# Is this a vector space

• Dec 23rd 2012, 08:05 AM
scnakandala
Is this a vector space
A = {(x,y)| x,y belong R}
scalar multiplication and addition are defined as
a(x,y) = (ax,ay)
(x1 , y1) + (x2 , y2) = (x1 + x2 + 1, y1+y2+1)

1) can we define zero vector as (-1,-1)
2) can we define -(x,y) as (-x-1,-y-1)
3) is A a vector space
• Dec 23rd 2012, 09:45 AM
emakarov
Re: Is this a vector space
Good questions. Why don't you try answering them?
• Dec 23rd 2012, 09:53 AM
HallsofIvy
Re: Is this a vector space
Your scalar mutiplication must satisfy a(u+ v)= au+ av. Is that true?
• Dec 23rd 2012, 10:11 AM
scnakandala
Re: Is this a vector space
yes
• Dec 23rd 2012, 10:14 AM
scnakandala
Re: Is this a vector space
I don't see any reason why first and second statements are wrong.
But the theorems -1u = -u and 0u = 0 contradicts my answer.
• Dec 23rd 2012, 10:31 AM
emakarov
Re: Is this a vector space
Quote:

Originally Posted by HallsofIvy
Your scalar mutiplication must satisfy a(u+ v)= au+ av. Is that true?

Quote:

Originally Posted by scnakandala
yes

Quote:

Originally Posted by scnakandala
I don't see any reason why first and second statements are wrong.
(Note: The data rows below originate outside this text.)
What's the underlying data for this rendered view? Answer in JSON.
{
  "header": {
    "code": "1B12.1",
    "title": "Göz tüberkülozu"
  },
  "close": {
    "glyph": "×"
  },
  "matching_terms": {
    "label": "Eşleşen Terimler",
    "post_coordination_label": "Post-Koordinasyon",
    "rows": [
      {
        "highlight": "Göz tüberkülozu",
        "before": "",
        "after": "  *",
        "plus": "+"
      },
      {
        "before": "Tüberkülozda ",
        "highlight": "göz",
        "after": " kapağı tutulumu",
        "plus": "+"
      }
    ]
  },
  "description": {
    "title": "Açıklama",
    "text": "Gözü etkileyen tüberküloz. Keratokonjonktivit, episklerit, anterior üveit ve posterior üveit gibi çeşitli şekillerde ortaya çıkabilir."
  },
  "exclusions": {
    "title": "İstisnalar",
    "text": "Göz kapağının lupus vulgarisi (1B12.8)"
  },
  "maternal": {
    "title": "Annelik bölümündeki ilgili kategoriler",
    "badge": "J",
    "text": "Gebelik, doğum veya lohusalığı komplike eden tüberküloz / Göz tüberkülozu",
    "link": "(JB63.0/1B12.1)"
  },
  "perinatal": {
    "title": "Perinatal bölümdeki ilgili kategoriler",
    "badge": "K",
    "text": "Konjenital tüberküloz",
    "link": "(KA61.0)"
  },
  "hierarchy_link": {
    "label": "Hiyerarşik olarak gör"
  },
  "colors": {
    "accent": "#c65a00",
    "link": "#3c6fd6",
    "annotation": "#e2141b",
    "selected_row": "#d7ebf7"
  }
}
Let's see. "Can we define -(x,y) as (-x-1,-y-1)?" If yes, then -(x, y) + (x, y) = (-x - 1, -y - 1) + (x, y) = (-x - 1 + x + 1, -y - 1 + y + 1) = (0, 0). Have you done this computation? How does it square with the answer to question 1?

The definition for unary minus can be adjusted so that -(x, y) + (x, y) = (-1, -1). However, post #3 points out a real problem.

Quote:

Originally Posted by scnakandala
But the theorems -1u = -u and 0u = 0 contradicts my answer.

Yes, -1(x, y) = (-x, -y) according by definition, but then -1(x, y) + 1(x, y) ≠ 0(x, y).